Wings Magazine

Features Business Aviation
Honeywell’s new lab keeps BizJets connected 24/7

Honeywell is growing its ability to unleash the power of the Connected Aircraft by increasing real-time, 24/7 technical support for GoDirect Cabin Connectivity customers at the GoDirect Service Center in Phoenix, Ariz. The new Connectivity Integration Lab joins a network of three others to provide global customers that have purchased connectivity services from Honeywell with around-the-clock assistance with new systems integration, real-time troubleshooting and technical support. Honeywell’s new lab is strategically located in the GoDirect Service Center alongside the network operations and GoDirect Flight Support Services teams to provide business jet operators with easy access to all the customer support they need.
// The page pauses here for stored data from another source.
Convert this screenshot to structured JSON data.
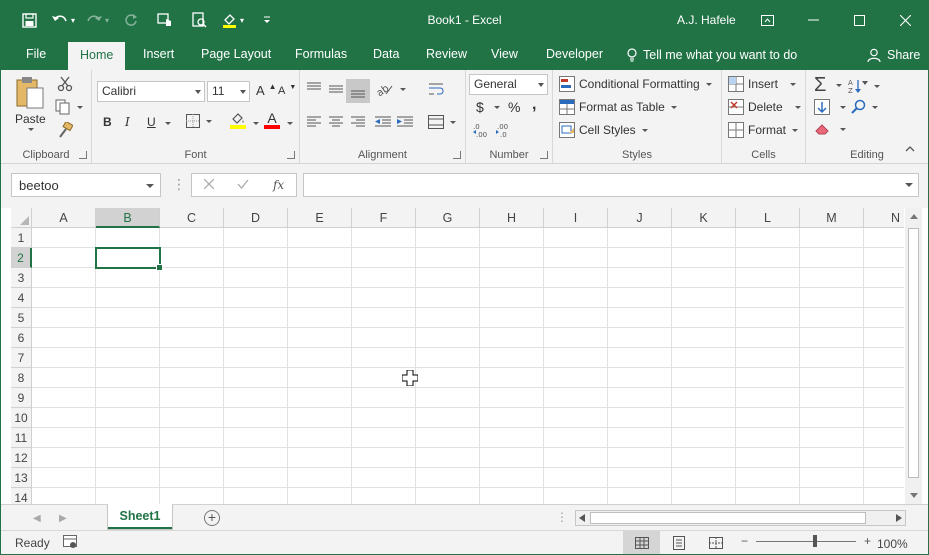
{
  "window": {
    "title": "Book1  -  Excel",
    "user": "A.J. Hafele"
  },
  "tabs": [
    "File",
    "Home",
    "Insert",
    "Page Layout",
    "Formulas",
    "Data",
    "Review",
    "View",
    "Developer"
  ],
  "active_tab": "Home",
  "tell_me": "Tell me what you want to do",
  "share": "Share",
  "ribbon": {
    "clipboard": {
      "label": "Clipboard",
      "paste": "Paste"
    },
    "font": {
      "label": "Font",
      "name": "Calibri",
      "size": "11",
      "bold": "B",
      "italic": "I",
      "underline": "U",
      "font_color_letter": "A",
      "fill_color": "#ffff00",
      "font_color": "#ff0000"
    },
    "alignment": {
      "label": "Alignment"
    },
    "number": {
      "label": "Number",
      "format": "General",
      "currency": "$",
      "percent": "%",
      "comma": ","
    },
    "styles": {
      "label": "Styles",
      "conditional": "Conditional Formatting",
      "format_table": "Format as Table",
      "cell_styles": "Cell Styles"
    },
    "cells": {
      "label": "Cells",
      "insert": "Insert",
      "delete": "Delete",
      "format": "Format"
    },
    "editing": {
      "label": "Editing"
    }
  },
  "formula_bar": {
    "name_box": "beetoo",
    "fx": "fx",
    "formula": ""
  },
  "grid": {
    "columns": [
      "A",
      "B",
      "C",
      "D",
      "E",
      "F",
      "G",
      "H",
      "I",
      "J",
      "K",
      "L",
      "M",
      "N"
    ],
    "rows": [
      "1",
      "2",
      "3",
      "4",
      "5",
      "6",
      "7",
      "8",
      "9",
      "10",
      "11",
      "12",
      "13",
      "14"
    ],
    "selected_column": "B",
    "selected_row": "2"
  },
  "sheets": [
    "Sheet1"
  ],
  "status": {
    "ready": "Ready",
    "zoom": "100%"
  },
  "colors": {
    "accent": "#217346"
  }
}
September 25, 2017  By Honeywell

Honeywell’s GoDirect Cabin Connectivity technical experts can provide real-time diagnosis and solutions for onboard connectivity issues, thus lessening the workload for pilots and crew while in flight. These experts can re-create an aircraft’s onboard satellite communications configuration and resolve the problem quickly while minimizing the distraction or delay for the flight crew.

“Fliers today, especially passengers on a business jet, expect to have seamless connectivity on the ground and in the sky,” said Curt Gray, senior director, Connectivity Support, Honeywell Aerospace. “Business aviation pilots typically have to troubleshoot connectivity issues themselves when the system isn’t working, but now they can be freed up to focus on their primary mission of navigating the aircraft safely to its destination. Honeywell’s GoDirect support team goes above and beyond to provide that customer service from afar.”

In addition to the new Connectivity Integration Lab located near Sky Harbor Airport, the company has locations in Paris at Le Bouget Airport and in north Phoenix at the company’s Deer Valley facility. Honeywell plans to expand to the Asia Pacific and South America regions in the future.